Saturday, September 22, 2018

A Lucky Guy


Merano, Sept. 11th
Having come this far, I am grateful for many things; I am a very lucky guy.

I owe gratitude to my grand-parents, for their Taylor, Morehouse, Waller and Cook genes are providing me a platform of health on which I think I can still think; and on which to travel, crew, X-country skate-ski, and mountain hike. Yes, I have two artificial knees, a re-built shoulder, two plastic lenses in my eye-balls, no gall bladder, a “uni-cep” rather than a bi-cep, and only 2/3rds of a colon, yet here I am drafting this on my 84th birthday while hiking about the Dolomites and the Texels. And of course, I am especially grateful for the dedication and skill of Dr. Bruckner (knees), and for the team of Dr. Walsh (the insistent gastroenterologist), Dr. Hanly (the gifted surgeon) and the remarkable ICU staff who saved my life at St. Mary’s in Grand Junction, Colo seven years ago.

I am grateful to my parents, first for having me in the fall of 1934, the second lowest birth year of the 20thC, which meant doors easily opened at colleges and universities I could never crack open today. Second, for their dedication to educating their children. And mostly, for their values of integrity, self-reliance, and service which are the standards I test my impulses against again and again. And for my sisters, whom I see all too infrequently, who share those values and who are models of artistic and social activism.

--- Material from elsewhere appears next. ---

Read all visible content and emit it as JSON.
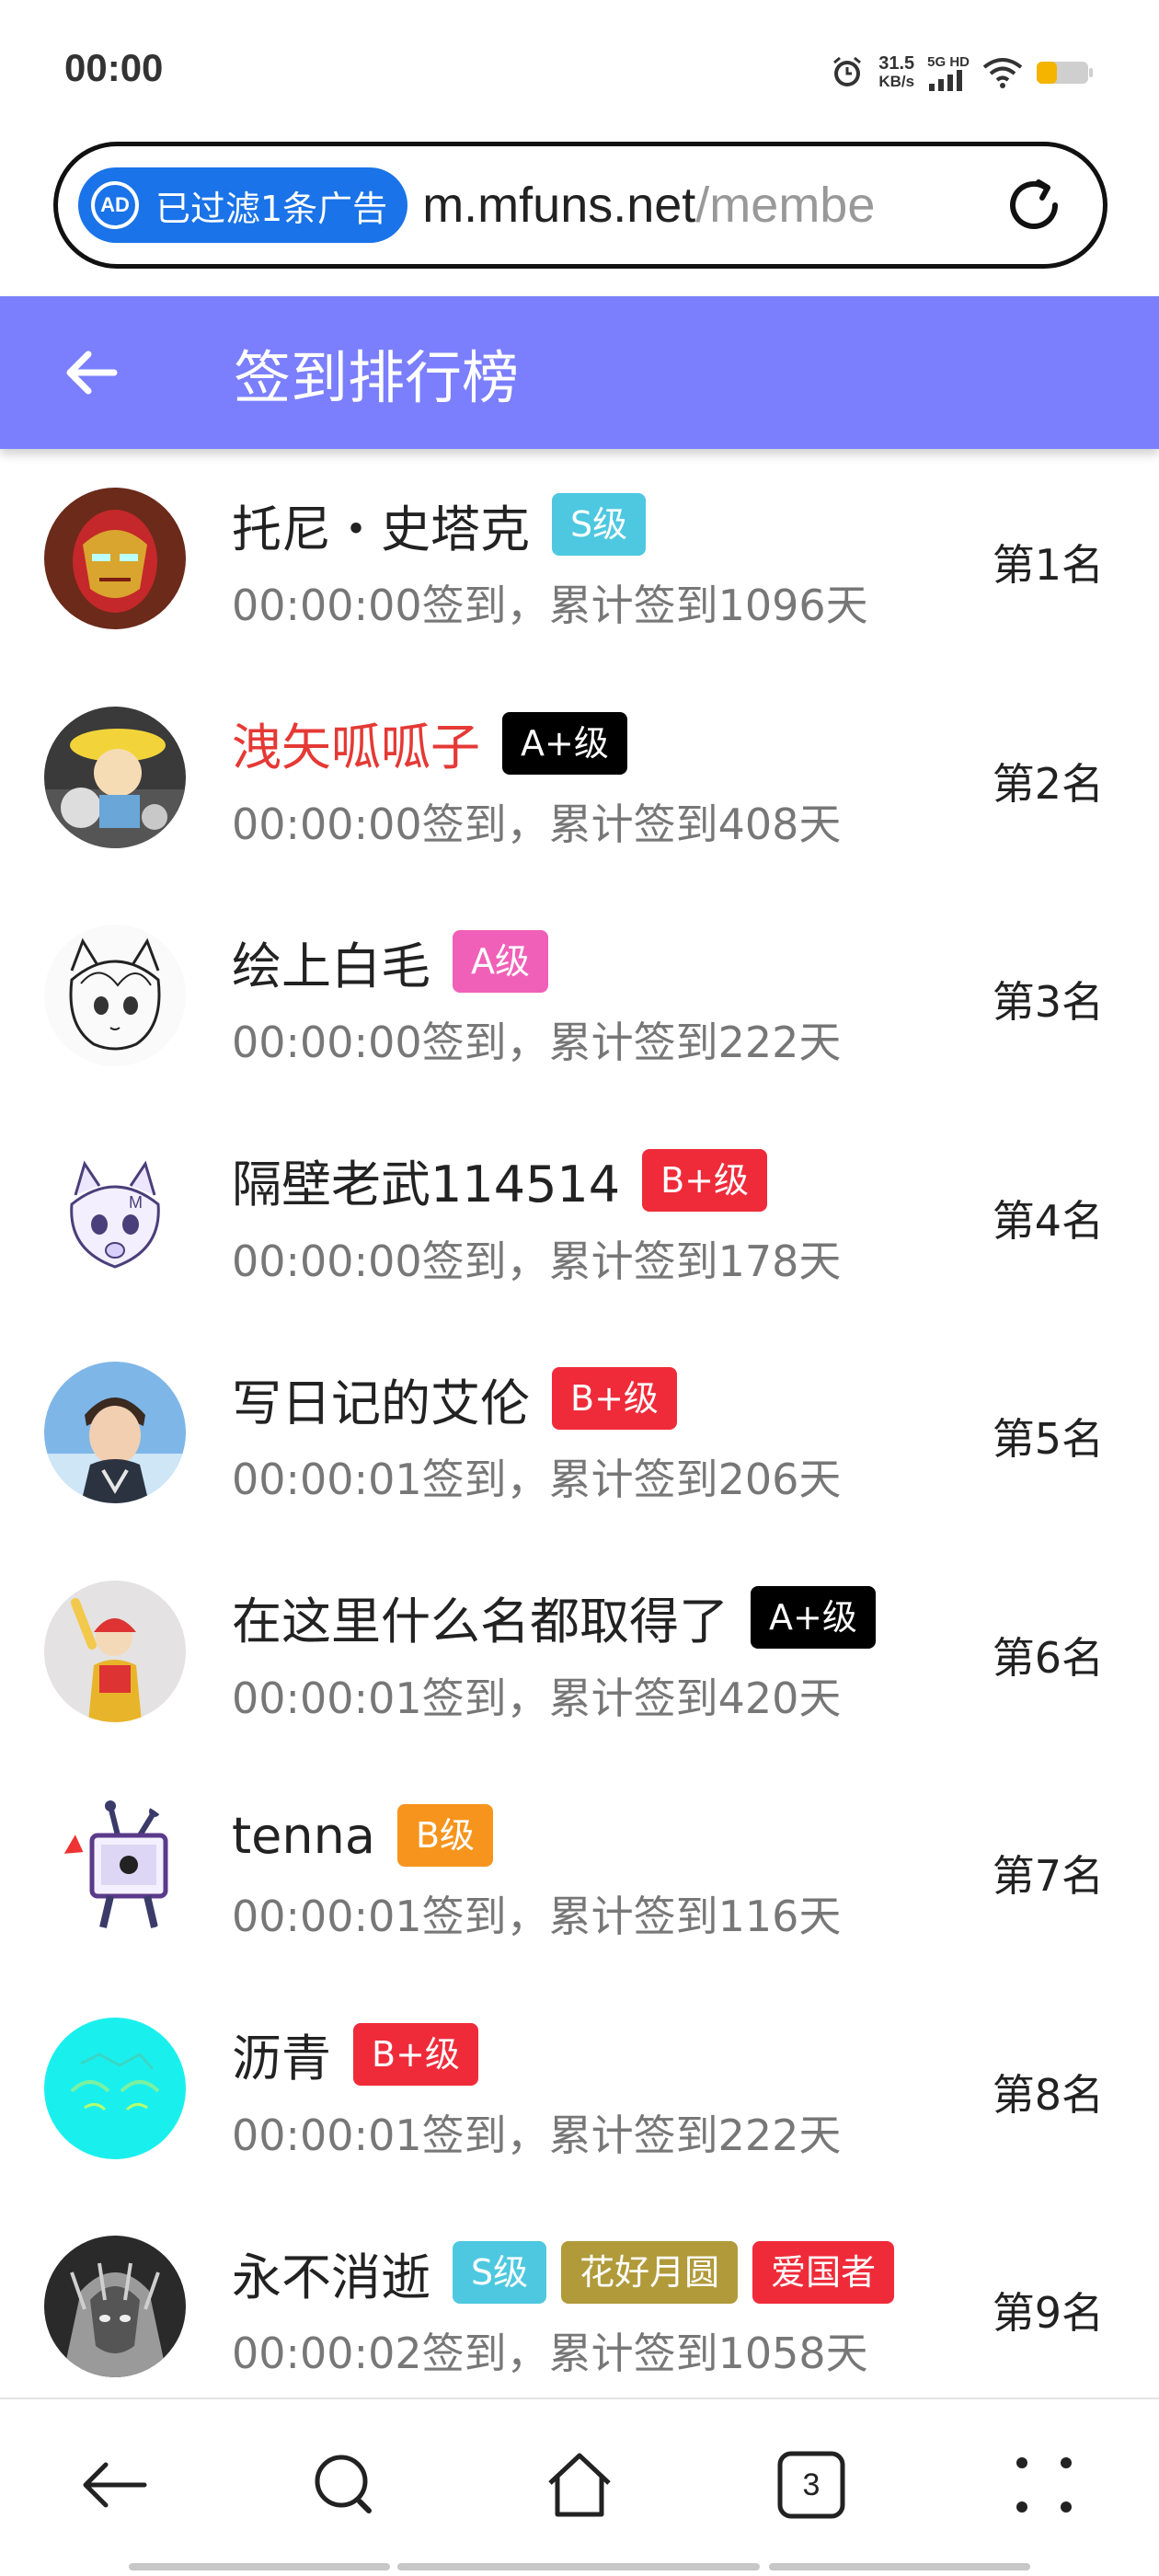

I am grateful, looking back, for enforced national service, back in the day, and my resulting immersion into the melting-pot of Army life. And I guess I must admit, ruefully, gratefulness for being born white (though Ancestry says I have a trace of Benin or Togo in my DNA) and thus an unconscious beneficiary of wholly undeserved white privilege.

I am grateful for the counseling and therapy and reflection that fortified me to break my first marriage and leap into the unknown in search of intimacy and partnership.

I am grateful to the karma that brought Ann Janes into the Rotary Club meeting to which I was speaking — and, thus, into my life. I am so grateful for Ann — for her curiosity, for her love of outdoors, for her love of music, for her charm in groups that makes up for my lack, and most for our mutual, unconditional love that has carried us forward together for 30 years.

I am not grateful to religions but for the teachings of men like Jesus, the Buddha, Socrates, Locke, Marx and Piketty. I am grateful for many who modeled for me leadership, judgment and initiative, people like Jim McFarland, Pete Townley, Bill Marriott, Bob Anderson, Karen Lane, Sabah al Dhahar, Bob Hutchinson — responsible people who made good things happen — and also for those several other associates, who shall remain nameless, who modeled for me negative values and behaviors to eschew. And I am especially grateful for many friends — social couples, old chums from Minneapolis, buddies from the Olympic Club, Horizon House and Pratt — you know who you are.

I am grateful for the discipline of work, for through it both Ann and I have achieved modest successes that provide sufficient financial security to allow us to explore and experience the world.

I am grateful to Barbara, mother of my three children; despite all, we teamed to raise three healthy and productive adults. I am grateful that two of them are better parents than I, and the third, the best uncle any niece or nephew could want. I am grateful for the spouses they have brought into our lives, and for Ann’s two sons and their families who so enrich my life. Between us: nine fascinating grandchildren, one great-grandchild and a second great-granddaughter on the way.

I am sure this sounds preeningly self-congratulatory — but is not life so transitory, change so inevitable, the future so unforeseeable? I am increasingly self-conscious about being such a lucky guy and so very grateful for the blessings I have received.

(Posted 22 Sept upon return from Italy since was unable to post from Merano.)